3. Never misplace your private keys.
The public key provided to you is essential for receiving and sending crypto, and this key is also visible in blockchain transactions. However, when it comes to the private key, it must not be shared. It is the access to all the digital assets you own and can be used to trade and prove your ownership.
In case you end up misplacing this key, you can use a backup phrase or better known as a seed phrase. This seed phrase is the way to restore the misplaced private key. Though most wallets store the private key within the wallet, the risk of misplacing it still exists.
Nowadays, many traders are using cold storage to store their private keys. In this way, you can keep your private keys without any internet connection on your computer. You can also save it on an external hard drive or choose to write it down. In case you trust your memory, you can also memorize it.
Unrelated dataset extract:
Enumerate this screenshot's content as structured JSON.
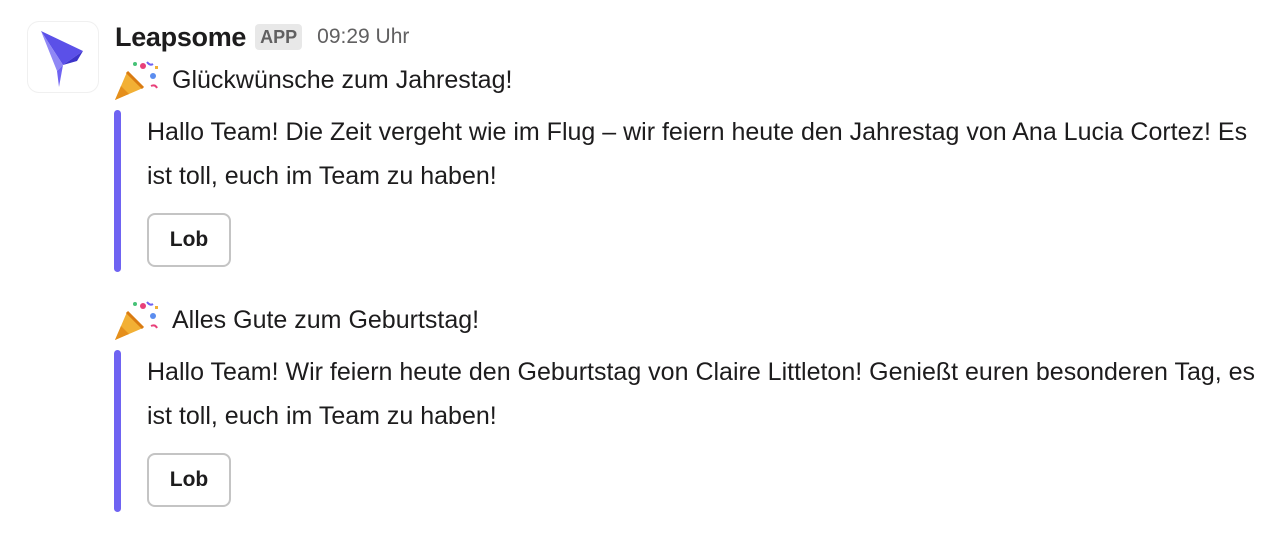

Research properly before making any investment
Not every NFT trader finds the market is genuine. When you are putting your money on the sake, it is recommended that you go through all the information about the NFT collector. It may include the credential and goals. Along with this, also ensure that you are not neglecting the transaction history of the creator.
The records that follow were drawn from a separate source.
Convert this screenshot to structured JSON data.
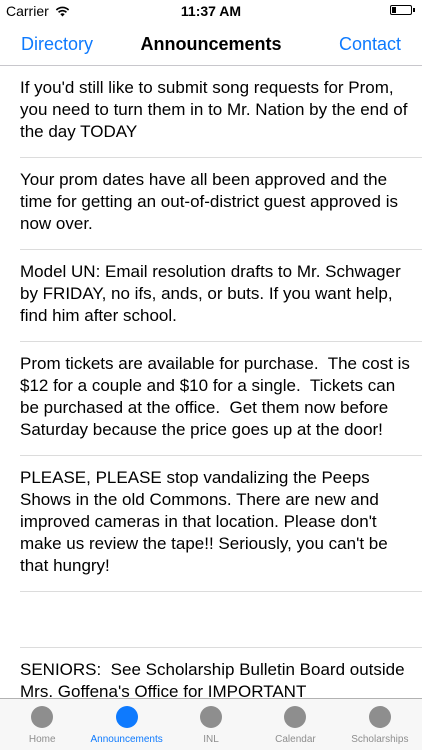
{
  "status_bar": {
    "carrier": "Carrier",
    "time": "11:37 AM"
  },
  "nav": {
    "left": "Directory",
    "title": "Announcements",
    "right": "Contact",
    "accent_color": "#0e7afe"
  },
  "announcements": [
    "If you'd still like to submit song requests for Prom, you need to turn them in to Mr. Nation by the end of the day TODAY",
    "Your prom dates have all been approved and the time for getting an out-of-district guest approved is now over.",
    "Model UN: Email resolution drafts to Mr. Schwager by FRIDAY, no ifs, ands, or buts. If you want help, find him after school.",
    "Prom tickets are available for purchase.  The cost is $12 for a couple and $10 for a single.  Tickets can be purchased at the office.  Get them now before Saturday because the price goes up at the door!",
    "PLEASE, PLEASE stop vandalizing the Peeps Shows in the old Commons. There are new and improved cameras in that location. Please don't make us review the tape!! Seriously, you can't be that hungry!",
    "",
    "SENIORS:  See Scholarship Bulletin Board outside Mrs. Goffena's Office for IMPORTANT"
  ],
  "tabs": [
    {
      "label": "Home",
      "active": false
    },
    {
      "label": "Announcements",
      "active": true
    },
    {
      "label": "INL",
      "active": false
    },
    {
      "label": "Calendar",
      "active": false
    },
    {
      "label": "Scholarships",
      "active": false
    }
  ]
}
If you are just beginning, you should buy from well-known NFT creators. Try to restrain yourself from buying from new traders, especially if you cannot find their credentials.
4. Enable the security setting in your crypto wallet
If you have been extra careful with choosing the right platform for your crypto wallet, you will get some extra benefits. All the reputed wallets offer excellent security protocols that are enough to keep your funds safe. But, such security settings are not always enabled by default, and thus, you will have to allow them to yourself.
Some well-known wallets also offer two-factor authentication along with protection against phishing attacks. You can easily find this by familiarizing yourself with the wallet.
5. Secure your wallet with the unique password
After setting up your crypto wallet, a public and private key is assigned to you. But this key alone is not enough. You have to set up a password for your wallet and make sure you use a secure and unique password for every account you have.
There is also the option of choosing two-factor authentication or 2FA. As it is considered a few of the most concrete forms of authentication, you should use it wherever possible. If a person wants to hack into your account, they would need the password you have set and require your device, such as a mobile phone, to log into the wallet.
The Final Words
You must clearly understand the risk you should protect yourself from to become a better NFT trader. Initially, you need to be extremely cautious of your steps and ensure you are not clicking on any suspicious link. By thoroughly researching the platform of the crypto wallet and the NFT collector, you shall be able to protect your digital assets well.